Am Montag dann ein Spaziergang über die imposante Ringstraße und ein weiteres Museum besucht. Das Leopold Museum. Ein sehr gelungener lichter Bau. Gustav Klimt, Egon Schiele, Jugendstil und Wiener Werkstätten werden unter anderem gezeigt. Im Tiefgeschoss eine sehr schöne Retrospektive über Leopold Hauer! Am Nachmittag sündhaft teuer beim Demel eine Melange getrunken, dazu ein Ministück Walnuss-Schoko-Torte. Serviert von einer Demelinerin (Haben schon gewählt?). Bummel durch die Hofburg und im Burggarten, mit Blick auf das Palmenhaus, ließen wir die Zeit mit Freunden aus Wien bis zum Abflug ausklingen. Im Flugzeug nach Berlin, dann noch ein kleines Zusammenzucken. Auf die Frage eines Passagiers, die wir aber nicht verstanden, antwortete die Stewardess, dass es sich hierbei um einen “Inlandsflug” handeln würde! Aua.
Wenn Sie einmal hinein schauen wollen:








15.07.2009 um 23:05
Sehr schön war’s
16.07.2009 um 08:54
Wien ist eine Reise wert. Eine vielsagende Beschreibung, die mich fast schon die Koffer packen lässt …. aber erst einmal geht es ja nach Graal-Müritz….
P.S. Schöne Fotos! Kurth
16.07.2009 um 23:53
@Felix
Nicht wahr!
@Kurth
Viel Spaß Euch dreien in Graal-Müritz!
Danke
17.07.2009 um 08:46
gulasch und wiener schnitzl. sehr fein euer ausflug.

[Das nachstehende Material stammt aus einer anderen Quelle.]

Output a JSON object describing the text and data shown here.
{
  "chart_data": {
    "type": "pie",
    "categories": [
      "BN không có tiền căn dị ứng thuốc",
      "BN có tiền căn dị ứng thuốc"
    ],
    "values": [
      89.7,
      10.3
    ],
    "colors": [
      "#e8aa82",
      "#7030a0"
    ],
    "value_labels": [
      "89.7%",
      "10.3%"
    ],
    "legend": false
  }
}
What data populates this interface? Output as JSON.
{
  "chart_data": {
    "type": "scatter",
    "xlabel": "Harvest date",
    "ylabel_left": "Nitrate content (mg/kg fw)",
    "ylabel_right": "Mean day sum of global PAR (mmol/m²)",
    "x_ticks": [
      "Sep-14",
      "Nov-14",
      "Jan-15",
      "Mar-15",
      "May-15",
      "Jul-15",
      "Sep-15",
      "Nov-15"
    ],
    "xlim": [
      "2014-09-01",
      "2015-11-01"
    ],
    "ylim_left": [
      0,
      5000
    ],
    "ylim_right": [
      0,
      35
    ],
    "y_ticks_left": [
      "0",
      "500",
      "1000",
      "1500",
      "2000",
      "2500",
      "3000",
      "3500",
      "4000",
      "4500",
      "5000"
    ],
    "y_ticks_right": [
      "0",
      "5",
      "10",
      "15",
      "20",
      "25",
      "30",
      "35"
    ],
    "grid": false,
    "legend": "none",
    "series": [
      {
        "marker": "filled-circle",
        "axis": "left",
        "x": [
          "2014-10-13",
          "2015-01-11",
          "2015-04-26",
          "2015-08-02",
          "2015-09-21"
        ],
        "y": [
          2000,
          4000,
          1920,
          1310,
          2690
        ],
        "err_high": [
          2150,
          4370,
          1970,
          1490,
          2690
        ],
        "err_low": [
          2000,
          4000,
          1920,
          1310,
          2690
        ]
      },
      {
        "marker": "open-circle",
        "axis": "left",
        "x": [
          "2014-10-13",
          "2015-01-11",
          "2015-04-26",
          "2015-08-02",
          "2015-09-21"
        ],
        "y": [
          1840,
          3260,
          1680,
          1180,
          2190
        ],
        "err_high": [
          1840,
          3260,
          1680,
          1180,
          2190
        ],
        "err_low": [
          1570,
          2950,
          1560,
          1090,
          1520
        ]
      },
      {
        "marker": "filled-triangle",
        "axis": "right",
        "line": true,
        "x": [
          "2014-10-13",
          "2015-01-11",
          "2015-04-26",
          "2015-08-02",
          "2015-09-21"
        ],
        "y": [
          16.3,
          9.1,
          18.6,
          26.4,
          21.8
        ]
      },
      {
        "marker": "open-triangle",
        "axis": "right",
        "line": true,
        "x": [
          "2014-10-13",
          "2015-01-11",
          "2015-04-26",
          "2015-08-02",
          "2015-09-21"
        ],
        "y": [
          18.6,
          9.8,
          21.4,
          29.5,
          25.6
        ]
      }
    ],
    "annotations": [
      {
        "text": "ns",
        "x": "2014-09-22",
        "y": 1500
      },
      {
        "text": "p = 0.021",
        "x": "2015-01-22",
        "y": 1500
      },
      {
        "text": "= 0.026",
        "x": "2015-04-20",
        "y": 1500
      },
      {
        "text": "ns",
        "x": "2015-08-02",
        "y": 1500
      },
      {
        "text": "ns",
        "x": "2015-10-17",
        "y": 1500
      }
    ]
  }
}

und ja: prinz eugen spielte in unserer band. hat das ziemlich offen getan. muss aber ein so guter feldherr gewesen sein, dass alle es irgendwie tolerierten.
17.07.2009 um 19:18
Auf die Sachertorte habe ich damals nicht verzichtet, auf die Faiakerrundfahrt ebenfalls nicht. Leider gab es das Leopoldmuseum noch nicht – Schiele hätte ich gern gesehen
.
28.07.2009 um 10:54
Wien – die schönste, die herrlichste und das faszinierendste Stadt der Welt! Die erste zwei Bilder sind ja super toll! Im Netz gefunden vielleicht oder selbst hast du sie gemacht?